三橋先生 「何時に寝て、何時に起きる」というのを自分で決める必要があると思います。

人間の体内時計は24時間より長いので、自然に生活しているとだんだん後ろに生活リズムがずれていくのは当たり前なんですね。体内時計には個人差があります。体内時計が短い人は朝に強いんですけれど、長い人は夜型に特になりやすいんです。

―なるほど。そうなると、僕は体内時計が長い性質なのかもしれませんね。では、自分で体内時計を変えることはできますか?

三橋先生 毎朝リセットするしかないですね。

そのためには、朝決まった時間に起きるというのが大事です。そこがしっかりしていないと、生活リズムがだんだん後ろにずれていきます。そうなると、体温のリズムもずれてしまうんです。

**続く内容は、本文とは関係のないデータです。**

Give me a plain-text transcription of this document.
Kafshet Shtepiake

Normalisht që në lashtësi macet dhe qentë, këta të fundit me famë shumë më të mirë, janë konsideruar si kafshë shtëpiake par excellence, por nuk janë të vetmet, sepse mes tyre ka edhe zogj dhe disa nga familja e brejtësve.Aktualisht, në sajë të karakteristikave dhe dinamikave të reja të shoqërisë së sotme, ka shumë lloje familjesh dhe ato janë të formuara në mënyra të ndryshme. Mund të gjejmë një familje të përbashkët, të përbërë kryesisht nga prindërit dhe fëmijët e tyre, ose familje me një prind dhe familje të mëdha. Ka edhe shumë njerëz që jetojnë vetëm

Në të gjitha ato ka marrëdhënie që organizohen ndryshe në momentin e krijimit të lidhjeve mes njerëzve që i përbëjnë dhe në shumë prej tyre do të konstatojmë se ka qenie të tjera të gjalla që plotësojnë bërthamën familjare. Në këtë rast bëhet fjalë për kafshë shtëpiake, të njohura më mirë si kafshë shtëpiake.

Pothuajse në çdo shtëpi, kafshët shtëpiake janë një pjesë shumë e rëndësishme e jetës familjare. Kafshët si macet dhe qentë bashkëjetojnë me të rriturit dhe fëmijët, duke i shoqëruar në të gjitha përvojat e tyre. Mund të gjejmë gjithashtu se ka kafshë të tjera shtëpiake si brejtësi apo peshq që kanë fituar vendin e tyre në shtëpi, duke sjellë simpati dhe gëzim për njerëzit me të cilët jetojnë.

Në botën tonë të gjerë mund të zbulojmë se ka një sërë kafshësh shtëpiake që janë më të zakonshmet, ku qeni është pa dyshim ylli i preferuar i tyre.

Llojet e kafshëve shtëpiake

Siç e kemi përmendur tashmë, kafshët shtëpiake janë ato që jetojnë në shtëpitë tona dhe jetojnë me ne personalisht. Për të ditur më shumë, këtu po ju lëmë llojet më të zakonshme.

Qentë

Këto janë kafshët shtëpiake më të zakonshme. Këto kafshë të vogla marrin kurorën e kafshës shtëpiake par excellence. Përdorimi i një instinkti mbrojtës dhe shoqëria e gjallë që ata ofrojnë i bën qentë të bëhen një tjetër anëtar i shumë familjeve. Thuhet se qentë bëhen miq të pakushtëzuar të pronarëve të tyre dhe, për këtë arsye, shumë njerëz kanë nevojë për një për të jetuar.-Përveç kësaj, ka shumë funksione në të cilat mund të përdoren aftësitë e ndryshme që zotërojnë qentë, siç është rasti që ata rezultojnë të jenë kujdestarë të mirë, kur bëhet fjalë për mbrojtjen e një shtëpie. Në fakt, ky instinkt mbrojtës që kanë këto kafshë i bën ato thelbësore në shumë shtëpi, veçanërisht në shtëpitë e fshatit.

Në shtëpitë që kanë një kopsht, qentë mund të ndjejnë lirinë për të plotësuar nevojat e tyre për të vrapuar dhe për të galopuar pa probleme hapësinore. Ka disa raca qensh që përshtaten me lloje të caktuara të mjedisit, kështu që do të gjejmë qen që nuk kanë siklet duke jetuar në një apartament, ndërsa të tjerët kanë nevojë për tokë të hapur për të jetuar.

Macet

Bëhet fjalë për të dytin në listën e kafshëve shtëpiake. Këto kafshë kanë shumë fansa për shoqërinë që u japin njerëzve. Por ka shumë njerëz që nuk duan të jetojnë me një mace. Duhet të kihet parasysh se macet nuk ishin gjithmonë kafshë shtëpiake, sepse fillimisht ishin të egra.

体温と睡眠は密接に関係していて、体温が下がると眠くなるという事実があります。ですから、体温のリズムがずれてしまうと、本来体温が上昇し活動的になる朝にも低体温のままで、起きるのが難しくなります。

そういった夜型の人は、眠りも浅いし、目覚めも悪いということも分かっています。一方、早寝早起きの朝型の人は、寝付くのもいいし、深く眠れるので、朝すっきり起きられるのです。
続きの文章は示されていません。